New Zealand Kauri Amber — Sub-fossil Resin from the Agathis australis
New Zealand Kauri Amber — Sub-fossil Resin from the Agathis australis
Geologically young copal from the North Island gum-fields, traded historically as kauri gum and occasionally as amber
New Zealand kauri amber is a sub-fossil tree resin from the kauri tree (Agathis australis), the great softwood conifer of the North Island of New Zealand. The material is geologically young — typically a few thousand to a few tens of thousands of years old, occasionally older but rarely approaching the millions of years that characterise true amber from Baltic, Dominican, or Burmese deposits. By the strict scientific definition the material is therefore copal rather than amber, but the trade name kauri amber is in widespread use, the material has been commercially significant in New Zealand since the nineteenth century under the simpler name kauri gum, and the broader public usage treats the material under both names. The New Zealand-specific term for the older material is also retro: gum-diggers and the historical gum trade are part of the country's settler-colonial history, and a substantial documentary record survives in New Zealand museum collections and the historical literature.
The kauri tree and the resin
Agathis australis is one of the great trees of the Southern Hemisphere — a long-lived, slow-growing softwood that historically dominated the lowland forests of the northern North Island, with individual trees reaching heights of fifty metres and trunk diameters of over four metres, and ages of two thousand years and more. The species produces a thick, sticky resin that hardens on exposure to air and falls to the forest floor as the bark sheds. Over centuries the resin accumulates in deposits within the soil and the underlying clay, sometimes reaching depths of metres in the swampy areas where preservation conditions are most favourable.

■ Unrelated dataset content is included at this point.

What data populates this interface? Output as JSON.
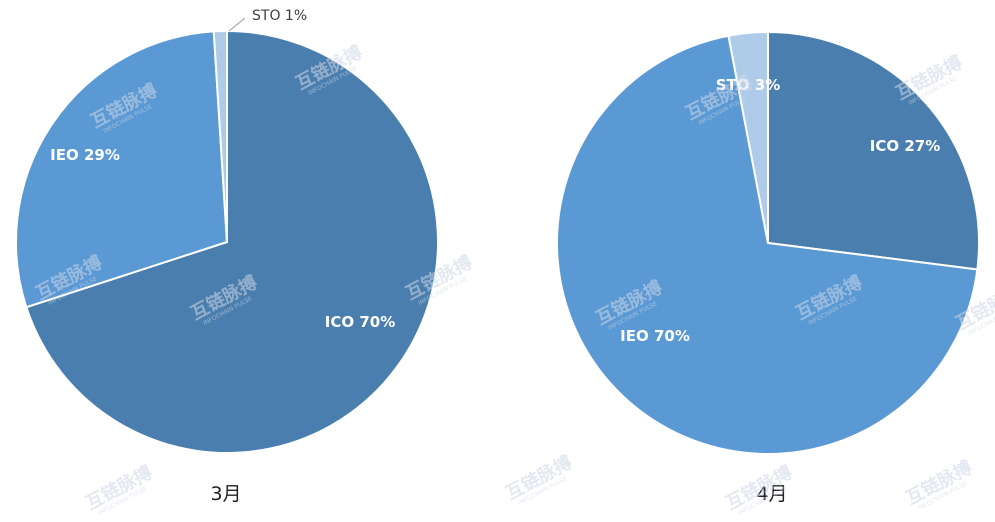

The kauri forests of the North Island were extensively logged in the nineteenth and early twentieth centuries for their valuable timber, and the cleared land — much of it converted to pasture — became the principal source of the gum-digging industry that worked the resin deposits left behind by the cleared trees. The peak of the gum trade was the 1890s and early 1900s, with annual exports running into thousands of tonnes and a significant economic contribution to the colonial economy.
The historical commercial use
The principal nineteenth and early twentieth-century use of kauri gum was industrial: the resin was the principal raw material for high-quality varnish manufacture, and the linoleum and floor-covering industries also consumed substantial quantities. Kauri gum varnish was prized for its hardness, its rapid drying, and its compatibility with traditional pigments and binders, and the material was a globally significant export commodity from New Zealand into the British, American, and European varnish markets.

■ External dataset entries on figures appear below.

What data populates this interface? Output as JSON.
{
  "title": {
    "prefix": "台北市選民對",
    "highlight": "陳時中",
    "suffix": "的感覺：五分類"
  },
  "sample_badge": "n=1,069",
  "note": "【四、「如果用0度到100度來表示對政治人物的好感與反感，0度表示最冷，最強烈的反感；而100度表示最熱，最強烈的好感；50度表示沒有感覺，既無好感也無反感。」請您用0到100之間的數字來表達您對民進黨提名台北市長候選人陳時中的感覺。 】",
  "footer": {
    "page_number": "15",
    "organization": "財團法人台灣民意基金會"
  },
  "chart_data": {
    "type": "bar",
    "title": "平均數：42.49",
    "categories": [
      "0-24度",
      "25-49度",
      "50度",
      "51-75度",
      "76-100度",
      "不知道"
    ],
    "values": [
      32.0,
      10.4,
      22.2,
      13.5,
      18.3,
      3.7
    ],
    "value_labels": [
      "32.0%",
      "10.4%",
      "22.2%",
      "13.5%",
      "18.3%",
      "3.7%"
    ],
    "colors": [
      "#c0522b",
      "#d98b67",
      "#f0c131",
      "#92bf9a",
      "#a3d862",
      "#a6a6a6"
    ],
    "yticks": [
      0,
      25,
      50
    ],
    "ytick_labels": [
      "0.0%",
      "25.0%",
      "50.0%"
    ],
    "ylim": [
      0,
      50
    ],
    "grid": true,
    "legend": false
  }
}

The introduction of synthetic resins in the 1930s and the subsequent development of modern alkyd, urethane, and acrylic varnish systems progressively displaced kauri gum from the industrial market. By the 1960s the commercial gum trade had effectively ended, and the surviving production has been principally for the jewellery, decorative, and collector markets.
Properties and identification
Kauri gum has a refractive index of approximately 1.54, a specific gravity of 1.05 to 1.07, and a Mohs hardness of approximately 2.5 — softer than Baltic amber and substantially softer than the harder Dominican and Burmese amber. The colour ranges from pale yellow through golden yellow to deep brown, with occasional greenish, reddish, and almost black material. Surfaces are typically smooth and glassy in fresh material, with patination and oxidation developing over time on exposed surfaces.

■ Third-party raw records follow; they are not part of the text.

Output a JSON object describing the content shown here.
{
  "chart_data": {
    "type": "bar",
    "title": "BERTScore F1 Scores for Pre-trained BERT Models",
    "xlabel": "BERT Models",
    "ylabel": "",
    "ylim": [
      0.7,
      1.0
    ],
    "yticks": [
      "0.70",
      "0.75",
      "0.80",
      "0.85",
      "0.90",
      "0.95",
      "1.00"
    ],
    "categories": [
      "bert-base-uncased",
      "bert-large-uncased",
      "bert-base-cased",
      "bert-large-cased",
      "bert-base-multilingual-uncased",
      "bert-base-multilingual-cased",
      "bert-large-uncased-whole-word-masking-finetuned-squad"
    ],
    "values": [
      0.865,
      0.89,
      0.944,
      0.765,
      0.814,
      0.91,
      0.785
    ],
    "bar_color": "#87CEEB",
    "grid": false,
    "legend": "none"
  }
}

The principal identification challenge is the distinction from older true amber. Infrared spectroscopy provides the cleanest distinction — kauri gum, like other copal, retains residual volatile components that produce characteristic absorption bands distinct from the more polymerised true amber. The hot-needle test (kauri gum melts and emits a characteristic resin smell at lower temperatures than true amber) is a traditional but destructive secondary indicator. Solvent solubility is also higher in kauri gum than in true amber, with the material softening or partially dissolving in alcohol, ether, and turpentine.
Inclusions
Kauri gum can contain biological inclusions — insects, plant fragments, occasional vertebrate remains — but the inclusion fauna is necessarily New Zealand-endemic and reflects the recent geological age of the resin. The inclusion record is therefore much narrower than the diversity preserved in older true ambers, but it is of substantial scientific interest as a record of the recent New Zealand forest ecology and palaeoecology.
In the trade
For buyers and dealers, kauri gum or kauri amber should be approached with appropriate disclosure. The material is not Baltic amber, is not Dominican amber, is not Burmese amber, and the trade should not represent it as if it were. The material has its own legitimate market position — as a New Zealand cultural and historical material, as an attractive and accessibly priced jewellery resin, and as a specialist collector category — and that position is best served by honest description.
Carved and turned kauri gum pieces from the early twentieth century are themselves of historical interest and are part of the New Zealand decorative arts heritage. Modern production for the jewellery market continues at small scale, with cabochon and tumbled pieces, beads, and decorative inlays. Prices are accessible by the standards of true amber, and the material has a steady niche audience.